Aan het slot van deze paragraaf herhalen we de essentie van de
variantieanalyse. We verdelen de totale variantie in twee delen: de
mogelijk systematische variantie tussen groepen of condities, en de
variantie binnen groepen of condities (d.i. altijd aanwezige, toevallige
fluctuatie tussen replicaties). De toetsingsgrootheid $F$ bestaat uit de
verhouding tussen deze twee varianties. We toetsen eenzijdig of $F=1$,
en verwerpen H0 als $F>1$ zodanig dat de kans
$P(F|\textrm{H0}) < \alpha$. De gemiddelde scores van de groepen of
condities zijn dan hoogstwaarschijnlijk niet alle gelijk. We weten
daarmee nog niet welke groepen van elkaar verschillen, daarvoor is nog
verdere (post-hoc) analyse nodig
(§\@ref(sec:anova-oneway-posthoc) hieronder).

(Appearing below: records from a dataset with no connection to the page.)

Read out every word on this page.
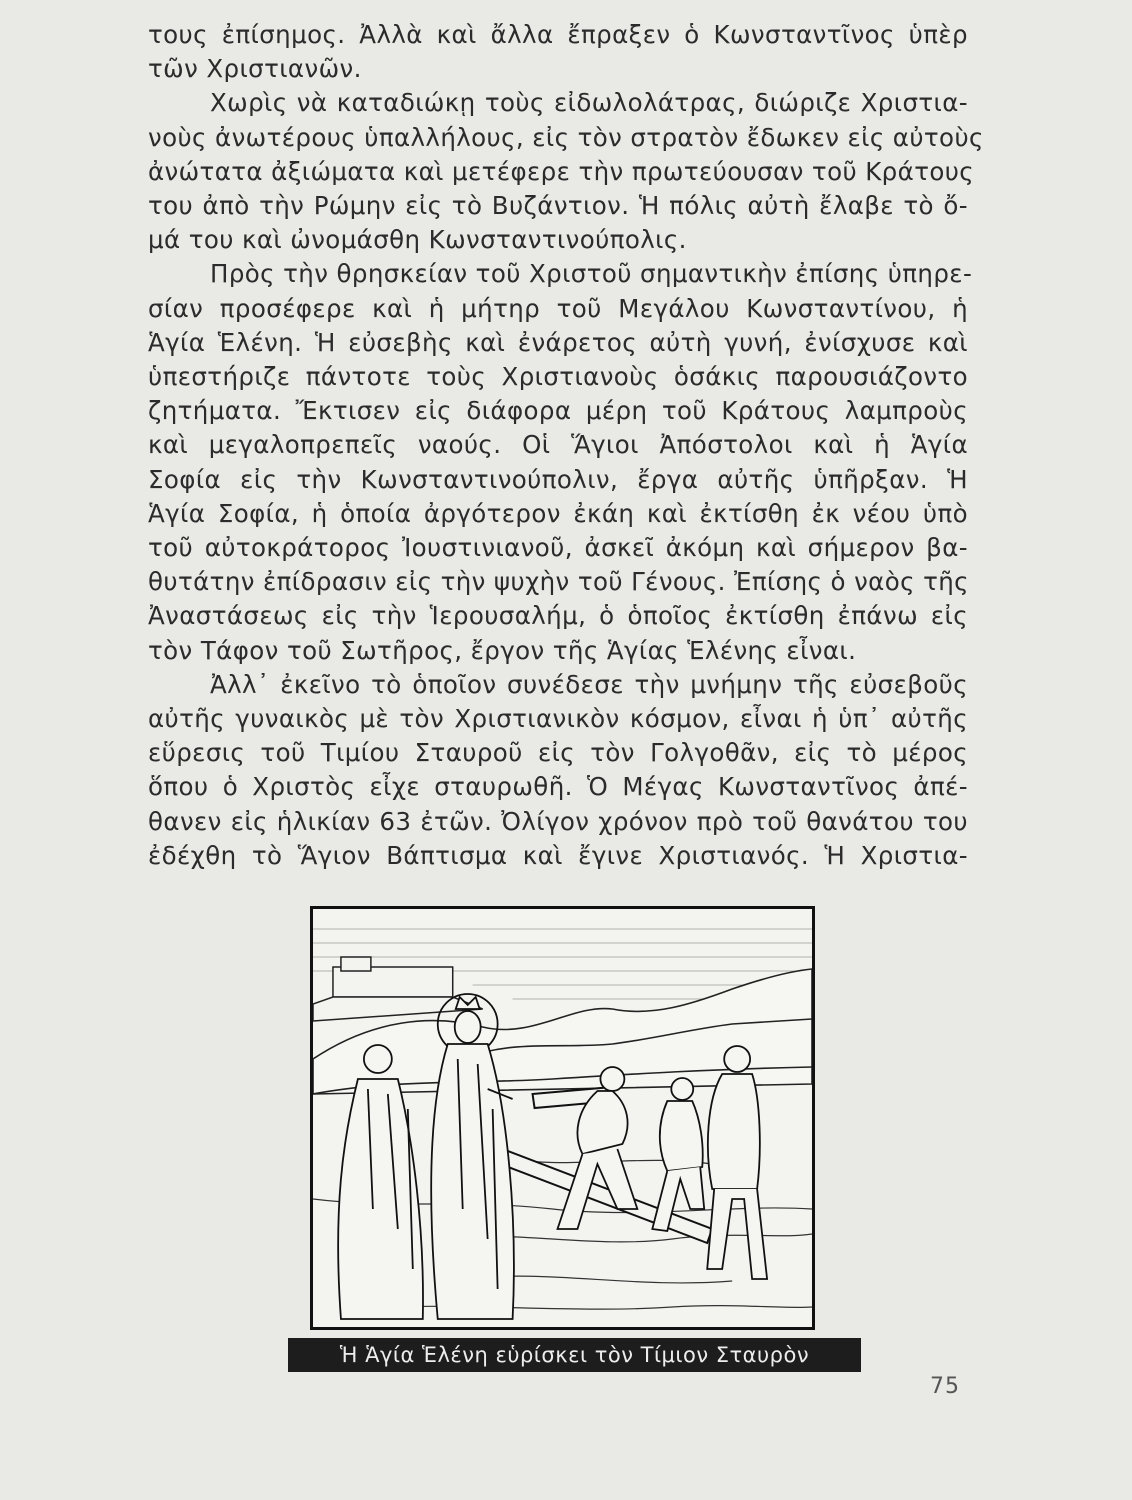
τους ἐπίσημος. Ἀλλὰ καὶ ἄλλα ἔπραξεν ὁ Κωνσταντῖνος ὑπὲρ
τῶν Χριστιανῶν.
Χωρὶς νὰ καταδιώκῃ τοὺς εἰδωλολάτρας, διώριζε Χριστια-
νοὺς ἀνωτέρους ὑπαλλήλους, εἰς τὸν στρατὸν ἔδωκεν εἰς αὐτοὺς
ἀνώτατα ἀξιώματα καὶ μετέφερε τὴν πρωτεύουσαν τοῦ Κράτους
του ἀπὸ τὴν Ρώμην εἰς τὸ Βυζάντιον. Ἡ πόλις αὐτὴ ἔλαβε τὸ ὄ-
μά του καὶ ὠνομάσθη Κωνσταντινούπολις.
Πρὸς τὴν θρησκείαν τοῦ Χριστοῦ σημαντικὴν ἐπίσης ὑπηρε-
σίαν προσέφερε καὶ ἡ μήτηρ τοῦ Μεγάλου Κωνσταντίνου, ἡ
Ἁγία Ἑλένη. Ἡ εὐσεβὴς καὶ ἐνάρετος αὐτὴ γυνή, ἐνίσχυσε καὶ
ὑπεστήριζε πάντοτε τοὺς Χριστιανοὺς ὁσάκις παρουσιάζοντο
ζητήματα. Ἔκτισεν εἰς διάφορα μέρη τοῦ Κράτους λαμπροὺς
καὶ μεγαλοπρεπεῖς ναούς. Οἱ Ἅγιοι Ἀπόστολοι καὶ ἡ Ἁγία
Σοφία εἰς τὴν Κωνσταντινούπολιν, ἔργα αὐτῆς ὑπῆρξαν. Ἡ
Ἁγία Σοφία, ἡ ὁποία ἀργότερον ἐκάη καὶ ἐκτίσθη ἐκ νέου ὑπὸ
τοῦ αὐτοκράτορος Ἰουστινιανοῦ, ἀσκεῖ ἀκόμη καὶ σήμερον βα-
θυτάτην ἐπίδρασιν εἰς τὴν ψυχὴν τοῦ Γένους. Ἐπίσης ὁ ναὸς τῆς
Ἀναστάσεως εἰς τὴν Ἱερουσαλήμ, ὁ ὁποῖος ἐκτίσθη ἐπάνω εἰς
τὸν Τάφον τοῦ Σωτῆρος, ἔργον τῆς Ἁγίας Ἑλένης εἶναι.
Ἀλλ᾽ ἐκεῖνο τὸ ὁποῖον συνέδεσε τὴν μνήμην τῆς εὐσεβοῦς
αὐτῆς γυναικὸς μὲ τὸν Χριστιανικὸν κόσμον, εἶναι ἡ ὑπ᾽ αὐτῆς
εὕρεσις τοῦ Τιμίου Σταυροῦ εἰς τὸν Γολγοθᾶν, εἰς τὸ μέρος
ὅπου ὁ Χριστὸς εἶχε σταυρωθῆ. Ὁ Μέγας Κωνσταντῖνος ἀπέ-
θανεν εἰς ἡλικίαν 63 ἐτῶν. Ὀλίγον χρόνον πρὸ τοῦ θανάτου του
ἐδέχθη τὸ Ἅγιον Βάπτισμα καὶ ἔγινε Χριστιανός. Ἡ Χριστια-
Ἡ Ἁγία Ἑλένη εὑρίσκει τὸν Τίμιον Σταυρὸν
75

### Een formele uitleg {#sec:anova-oneway-formeel}
Voor onze uitleg beginnen we met de geobserveerde scores. We nemen aan
dat de scores zijn opgebouwd volgens een bepaald statistisch model, nl.
als de optelsom van het populatiegemiddelde ($\mu$), een systematisch
effect ($\alpha_j$) van de $j$'de conditie of groep (over $k$ condities
of groepen), en een toevallig effect ($e_{ij}$) voor de $i$'de
replicatie binnen de $j$'de conditie of groep (over $N$ replicaties in
totaal). In formule:
$$x_{ij} = \mu + \alpha_{j} + e_{ij}$$
Ook hier
weer ontleden we dus iedere score in een systematisch deel en een
toevallig deel. Dat geldt niet alleen voor de scores zelf, maar ook voor
de afwijkingen van iedere score ten opzichte van het totale gemiddelde
(zie §\@ref(sec:anova-oneway-uitleg)).
Er zijn derhalve drie varianties van belang. Ten eerste de totale
variantie (zie vergelijking
\@ref(eq:variantie), afgekort tot `t`) over alle $N$
observaties uit alle groepen of condities tezamen:
\begin{equation}
(\#eq:MStotal)
s^2_t = \frac{ \sum (x_{ij} - \overline{x})^2 } {N-1}
\end{equation}
Ten tweede de variantie tussen (Eng. 'between', afgekort tot`b`) de
groepen of condities:
\begin{equation}
(\#eq:MSbetween)
s^2_b = \frac{ \sum_{j=1}^{j=k} n_j (\overline{x_j} - \overline{x})^2 } {k-1}
\end{equation}
en ten derde de variantie binnen (Eng. 'within', afgekort tot `w`) de
groepen of condities:
\begin{equation}
(\#eq:MSwithin)
s^2_w = \frac{ \sum_{j=1}^{j=k} \sum_i (x_{ij} - \overline{x_j})^2 } {N-k}
\end{equation}
In deze vergelijkingen worden de *tellers* gevormd door de som van de
gekwadrateerde afwijkingen ('sums of squares', afgekort `SS`). In de
vorige paragraaf hebben we aangegeven dat de afwijkingen bij elkaar
optellen, en dat geldt dan ook voor de gesommeerde en gekwadrateerde
afwijkingen:
\begin{align}
(\#eq:SStotal)
{ \sum (x_{ij} - \overline{x})^2 } &=
{ \sum_{j=1}^{j=k} n_j (\overline{x_j} - \overline{x})^2 } +
{ \sum_{j=1}^{j=k} \sum_i (x_{ij} - \overline{x_j})^2 } \\
\textrm{SS}_t &= \textrm{SS}_b + \textrm{SS}_w
\end{align}
De
*noemers* van de varianties worden gevormd door de vrijheidsgraden
('degrees of freedom', afgekort `df`, zie
§\@ref(sec:ttoets-vrijheidsgraden)). Voor de variantie tussen
groepen $s^2_b$ is dat het aantal groepen of condities, minus 1 ($k-1$).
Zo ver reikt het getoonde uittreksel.